Témoignages
Jaffar : "J'ai quitté ma cité pour vivre mon homosexualité"
Jaffar Lamrini est écrivain. Il a grandi dans une cité de Dreux en cachant son homosexualité. Là, il a trouvé l’énergie nécessaire pour sortir de « la terreur ». Voici son portrait.
"A Athènes, tout était très martial, très militaire. Mais l’homosexualité y était acceptée voire même célébrée. Dans le cadre de la pédérastie par exemple, le jeune était pris en charge par un adulte qui le formait. En lisant Le Banquet de Platon, on apprend qu’il y avait des règles strictes : le jeune devait avoir de la barbe, la différence d’âge ne devait pas être trop importante… On considérait même que sur le champ de bataille, les soldats combattaient mieux et avec davantage de vigueur si leur amant était dans la même armée."
Cela fait quelques minutes que nous échangeons, et déjà mon interlocuteur cite les écrits de l’Antiquité grecque pour appuyer son propos. Face à moi est assis un ingénieur en aéronautique de 30 ans, aujourd’hui vêtu d’un t-shirt noir et d’un pantalon de jogging. Quand je lui fais part de mon étonnement, celui-ci s’en amuse et répond malicieusement « Je ne suis pas un vrai ingénieur ». Car même s’il adore la créativité de ce travail “qui te laisse le champ libre tant que tu résous le problème », il ne s’y sent pas très à l’aise. Aussi depuis quelques mois, il se consacre exclusivement à l’écriture.
« Mon fils, promets-moi que tu garderas toute ta vie ton derrière fermé »
Car Jaffar Lamrini est aussi romancier. En 2015, il a même remporté le « Coup de cœur » du roman gay pour son oeuvre autobiographique : Garde ton derrière fermé, clin d’œil à la consigne que sa mère lui avait fait promettre d’appliquer alors qu’il n’avait que 7 ans. D’une plume simple et belle, il révèle son parcours de gay né en cité, le long d’un récit qu’il a voulu le plus proche possible des sentiments de ses 4 ans, de ses 7 ans… jusqu’à la vingtaine.

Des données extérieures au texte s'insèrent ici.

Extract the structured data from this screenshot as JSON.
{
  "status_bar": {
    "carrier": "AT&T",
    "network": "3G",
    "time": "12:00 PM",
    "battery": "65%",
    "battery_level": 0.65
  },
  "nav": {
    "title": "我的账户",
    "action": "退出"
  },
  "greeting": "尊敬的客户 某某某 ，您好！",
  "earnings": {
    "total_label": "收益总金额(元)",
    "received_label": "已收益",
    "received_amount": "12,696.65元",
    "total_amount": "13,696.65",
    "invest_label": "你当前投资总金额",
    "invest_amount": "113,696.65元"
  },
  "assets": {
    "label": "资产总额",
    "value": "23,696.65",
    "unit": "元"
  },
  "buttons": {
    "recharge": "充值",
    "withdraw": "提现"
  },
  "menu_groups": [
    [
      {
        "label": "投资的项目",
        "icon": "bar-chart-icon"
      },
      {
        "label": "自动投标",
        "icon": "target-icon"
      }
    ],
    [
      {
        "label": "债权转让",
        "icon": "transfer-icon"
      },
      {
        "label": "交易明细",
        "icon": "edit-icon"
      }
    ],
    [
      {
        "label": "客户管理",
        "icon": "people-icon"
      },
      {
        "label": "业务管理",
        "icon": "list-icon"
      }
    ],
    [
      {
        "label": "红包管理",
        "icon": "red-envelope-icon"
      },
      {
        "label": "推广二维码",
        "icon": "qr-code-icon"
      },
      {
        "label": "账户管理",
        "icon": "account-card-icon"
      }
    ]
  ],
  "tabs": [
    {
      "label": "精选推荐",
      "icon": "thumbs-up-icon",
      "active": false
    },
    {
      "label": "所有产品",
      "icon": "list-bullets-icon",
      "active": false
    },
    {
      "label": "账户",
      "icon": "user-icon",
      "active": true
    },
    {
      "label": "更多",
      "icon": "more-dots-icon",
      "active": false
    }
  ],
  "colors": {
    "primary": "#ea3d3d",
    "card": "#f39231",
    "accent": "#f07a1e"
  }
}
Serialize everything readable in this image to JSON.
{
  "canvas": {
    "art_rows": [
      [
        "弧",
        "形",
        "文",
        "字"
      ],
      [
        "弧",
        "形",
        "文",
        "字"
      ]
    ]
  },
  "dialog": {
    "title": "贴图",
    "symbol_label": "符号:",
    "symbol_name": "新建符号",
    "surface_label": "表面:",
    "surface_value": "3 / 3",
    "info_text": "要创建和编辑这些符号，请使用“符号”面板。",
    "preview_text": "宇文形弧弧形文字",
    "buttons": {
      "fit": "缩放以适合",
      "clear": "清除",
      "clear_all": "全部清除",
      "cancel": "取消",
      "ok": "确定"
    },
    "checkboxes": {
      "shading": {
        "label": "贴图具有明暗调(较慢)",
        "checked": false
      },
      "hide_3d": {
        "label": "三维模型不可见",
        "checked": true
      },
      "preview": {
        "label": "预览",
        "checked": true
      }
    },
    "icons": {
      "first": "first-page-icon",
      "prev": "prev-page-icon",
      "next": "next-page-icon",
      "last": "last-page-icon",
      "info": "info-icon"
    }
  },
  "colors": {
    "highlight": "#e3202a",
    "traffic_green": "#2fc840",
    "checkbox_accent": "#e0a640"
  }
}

Les parents de Jaffar sont Marocains. Lui est né en France. Il a grandi dans une cité de Dreux au milieu d’une fratrie de douze enfants dont il occupe la 8ème place. Toute sa scolarité, il l’a passée entre les terrains de foot et les établissements classés « zones d’éducation prioritaire ». Or dans ce milieu qu’il décrit comme « fortement hostile à l’homosexualité », il est parvenu à transformer ce qui est trop souvent assimilé à un stigmate en une force :
«Quand on est gay, on se fait torpiller par la famille, par le voisinage, par les religieux… On est enchaîné, surveillé, critiqué, insulté. On se pose beaucoup de questions parce qu’on est dans la terreur d’être découvert, mais cette terreur nous dicte aussi des instincts de survie : analyser, comprendre, trouver des solutions… ça commence très tôt. A 11 ans j’avais déjà une maturité des gens, je savais analyser les comportements, je savais comment me défendre. C’est triste de penser comme ça lorsque tu es adolescent… C’est la terreur qui m’a appris à jouer un rôle, à ne pas montrer de défaillance »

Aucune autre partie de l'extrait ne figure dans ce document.